I giuslavoristi: “Salario minimo non confligge con ruolo e autonomia sindacale” – “In questo contesto serve una legge sulla rappresentatività ma soprattutto un’autorità di controllo che a valle ne valuti l’effettività, in base ai reali numeri dei sindacati sul territorio”, commenta Aurora Notarianni, giuslavorista e membro dell’Agi-Avvocati Giuslavoristi Italiani. “Si è proposto il Cnel che già tiene l’archivio nazionale dei ccnl. Ma la normativa sul salario minimo è altra cosa: ha rilievo europeo e il legislatore dovrebbe occuparsene. L’autonomia contrattuale si ferma davanti alla Costituzione, in base alla quale la retribuzione dev’essere proporzionata e sufficiente”. D’accordo il collega Enzo Morrico, vice presidente Agi: “Se una fonte legislativa prevedesse un minimo, resterebbe ovviamente nell’autonomia delle organizzazioni sindacali negoziare accordi migliorativi sia sul salario sia sul welfare.

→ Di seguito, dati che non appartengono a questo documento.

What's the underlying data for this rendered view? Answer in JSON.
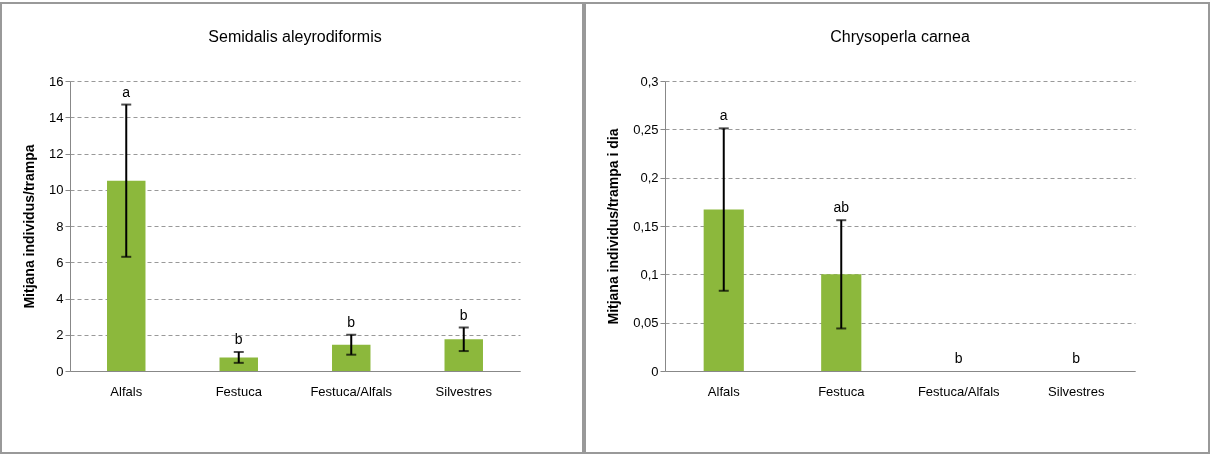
{
  "chart_data": [
    {
      "type": "bar",
      "title": "Semidalis aleyrodiformis",
      "ylabel": "Mitjana individus/trampa",
      "categories": [
        "Alfals",
        "Festuca",
        "Festuca/Alfals",
        "Silvestres"
      ],
      "series": [
        {
          "color": "#8cb83c",
          "values": [
            10.5,
            0.75,
            1.45,
            1.75
          ],
          "errors": [
            4.2,
            0.3,
            0.55,
            0.65
          ]
        }
      ],
      "ylim": [
        0,
        16
      ],
      "yticks": [
        0,
        2,
        4,
        6,
        8,
        10,
        12,
        14,
        16
      ],
      "grid": "y",
      "annotations": [
        "a",
        "b",
        "b",
        "b"
      ]
    },
    {
      "type": "bar",
      "title": "Chrysoperla carnea",
      "ylabel": "Mitjana individus/trampa i dia",
      "categories": [
        "Alfals",
        "Festuca",
        "Festuca/Alfals",
        "Silvestres"
      ],
      "series": [
        {
          "color": "#8cb83c",
          "values": [
            0.167,
            0.1,
            0,
            0
          ],
          "errors": [
            0.084,
            0.056,
            null,
            null
          ]
        }
      ],
      "ylim": [
        0,
        0.3
      ],
      "yticks": [
        {
          "value": 0,
          "label": "0"
        },
        {
          "value": 0.05,
          "label": "0,05"
        },
        {
          "value": 0.1,
          "label": "0,1"
        },
        {
          "value": 0.15,
          "label": "0,15"
        },
        {
          "value": 0.2,
          "label": "0,2"
        },
        {
          "value": 0.25,
          "label": "0,25"
        },
        {
          "value": 0.3,
          "label": "0,3"
        }
      ],
      "grid": "y",
      "annotations": [
        "a",
        "ab",
        "b",
        "b"
      ]
    }
  ]
}
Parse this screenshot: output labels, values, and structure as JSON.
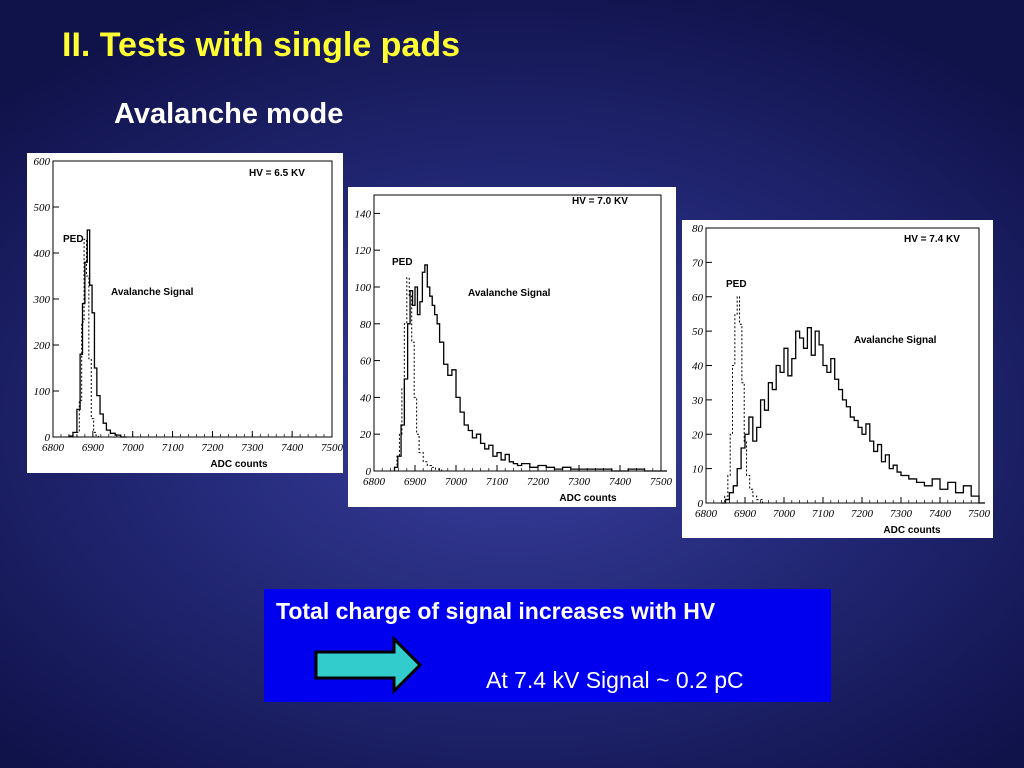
{
  "slide": {
    "title": "II. Tests with single pads",
    "subtitle": "Avalanche mode"
  },
  "callout": {
    "line1": "Total charge of signal increases with HV",
    "line2": "At 7.4 kV Signal ~ 0.2 pC",
    "arrow_icon": "right-arrow-icon",
    "box_color": "#0000ee",
    "arrow_color": "#33cccc"
  },
  "chart_data": [
    {
      "type": "line",
      "hv_label": "HV = 6.5 KV",
      "ped_label": "PED",
      "signal_label": "Avalanche Signal",
      "xlabel": "ADC counts",
      "xlim": [
        6800,
        7500
      ],
      "ylim": [
        0,
        600
      ],
      "xticks": [
        6800,
        6900,
        7000,
        7100,
        7200,
        7300,
        7400,
        7500
      ],
      "yticks": [
        0,
        100,
        200,
        300,
        400,
        500,
        600
      ],
      "series": [
        {
          "style": "dotted",
          "x": [
            6860,
            6866,
            6872,
            6878,
            6884,
            6890,
            6896,
            6902,
            6908,
            6914
          ],
          "y": [
            10,
            80,
            250,
            430,
            350,
            170,
            40,
            10,
            3,
            0
          ]
        },
        {
          "style": "solid",
          "x": [
            6840,
            6850,
            6860,
            6868,
            6874,
            6880,
            6886,
            6892,
            6898,
            6904,
            6910,
            6918,
            6926,
            6934,
            6944,
            6956,
            6970
          ],
          "y": [
            2,
            10,
            60,
            180,
            290,
            380,
            450,
            330,
            270,
            150,
            90,
            50,
            30,
            15,
            8,
            4,
            0
          ]
        }
      ]
    },
    {
      "type": "line",
      "hv_label": "HV = 7.0 KV",
      "ped_label": "PED",
      "signal_label": "Avalanche Signal",
      "xlabel": "ADC counts",
      "xlim": [
        6800,
        7500
      ],
      "ylim": [
        0,
        150
      ],
      "xticks": [
        6800,
        6900,
        7000,
        7100,
        7200,
        7300,
        7400,
        7500
      ],
      "yticks": [
        0,
        20,
        40,
        60,
        80,
        100,
        120,
        140
      ],
      "series": [
        {
          "style": "dotted",
          "x": [
            6850,
            6856,
            6862,
            6868,
            6874,
            6880,
            6886,
            6892,
            6898,
            6904,
            6910,
            6920,
            6930,
            6940,
            6950,
            6965
          ],
          "y": [
            2,
            8,
            20,
            45,
            80,
            105,
            95,
            70,
            40,
            20,
            10,
            5,
            3,
            2,
            1,
            0
          ]
        },
        {
          "style": "solid",
          "x": [
            6850,
            6858,
            6866,
            6874,
            6882,
            6888,
            6894,
            6900,
            6906,
            6912,
            6918,
            6924,
            6930,
            6936,
            6942,
            6948,
            6954,
            6960,
            6970,
            6980,
            6990,
            7000,
            7010,
            7020,
            7030,
            7040,
            7050,
            7060,
            7070,
            7080,
            7090,
            7100,
            7110,
            7120,
            7130,
            7140,
            7150,
            7160,
            7180,
            7200,
            7220,
            7240,
            7260,
            7280,
            7300,
            7340,
            7380,
            7420,
            7460,
            7500
          ],
          "y": [
            2,
            8,
            25,
            50,
            80,
            98,
            90,
            100,
            85,
            92,
            108,
            112,
            100,
            95,
            90,
            85,
            80,
            70,
            58,
            52,
            55,
            40,
            32,
            25,
            22,
            18,
            20,
            15,
            12,
            14,
            8,
            10,
            6,
            9,
            5,
            4,
            3,
            4,
            2,
            3,
            2,
            1,
            2,
            1,
            1,
            1,
            0,
            1,
            0,
            0
          ]
        }
      ]
    },
    {
      "type": "line",
      "hv_label": "HV = 7.4 KV",
      "ped_label": "PED",
      "signal_label": "Avalanche Signal",
      "xlabel": "ADC counts",
      "xlim": [
        6800,
        7500
      ],
      "ylim": [
        0,
        80
      ],
      "xticks": [
        6800,
        6900,
        7000,
        7100,
        7200,
        7300,
        7400,
        7500
      ],
      "yticks": [
        0,
        10,
        20,
        30,
        40,
        50,
        60,
        70,
        80
      ],
      "series": [
        {
          "style": "dotted",
          "x": [
            6840,
            6848,
            6856,
            6862,
            6868,
            6874,
            6880,
            6886,
            6892,
            6898,
            6904,
            6912,
            6920,
            6930,
            6945,
            6960
          ],
          "y": [
            0,
            2,
            8,
            20,
            40,
            55,
            60,
            52,
            35,
            18,
            8,
            4,
            2,
            1,
            0,
            0
          ]
        },
        {
          "style": "solid",
          "x": [
            6840,
            6850,
            6860,
            6870,
            6880,
            6890,
            6900,
            6910,
            6920,
            6930,
            6940,
            6950,
            6960,
            6970,
            6980,
            6990,
            7000,
            7010,
            7020,
            7030,
            7040,
            7050,
            7060,
            7070,
            7080,
            7090,
            7100,
            7110,
            7120,
            7130,
            7140,
            7150,
            7160,
            7170,
            7180,
            7190,
            7200,
            7210,
            7220,
            7230,
            7240,
            7250,
            7260,
            7270,
            7280,
            7290,
            7300,
            7320,
            7340,
            7360,
            7380,
            7400,
            7420,
            7440,
            7460,
            7480,
            7500
          ],
          "y": [
            0,
            1,
            3,
            5,
            10,
            16,
            20,
            25,
            18,
            22,
            30,
            27,
            35,
            33,
            40,
            38,
            45,
            37,
            42,
            50,
            48,
            45,
            51,
            43,
            50,
            46,
            40,
            38,
            42,
            36,
            33,
            30,
            28,
            25,
            24,
            22,
            20,
            23,
            18,
            15,
            17,
            12,
            14,
            10,
            11,
            9,
            8,
            7,
            6,
            5,
            7,
            4,
            6,
            3,
            5,
            2,
            0
          ]
        }
      ]
    }
  ]
}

Dire che il datore sarebbe invogliato a limitarsi ad applicare il minimo è una dichiarazione di impotenza“. Vero è anche che il salario minimo non basta, da solo, per risolvere il problema del “lavoro povero”. Che è legato a doppio filo anche ai troppi part time involontari, alla bassa quota di donne che lavorano, all’assenza di politiche industriali che favoriscano la creazione di posti di alta qualità. Ma è uno dei tasselli. Insieme al reddito di cittadinanza, dice Tomassetti alla luce degli studi sul settore tessile: “E’ una politica che elimina il ricatto occupazionale, dando un’alternativa rispetto alla necessità di accettare meno diritti e meno salario pur di tenersi il lavoro”.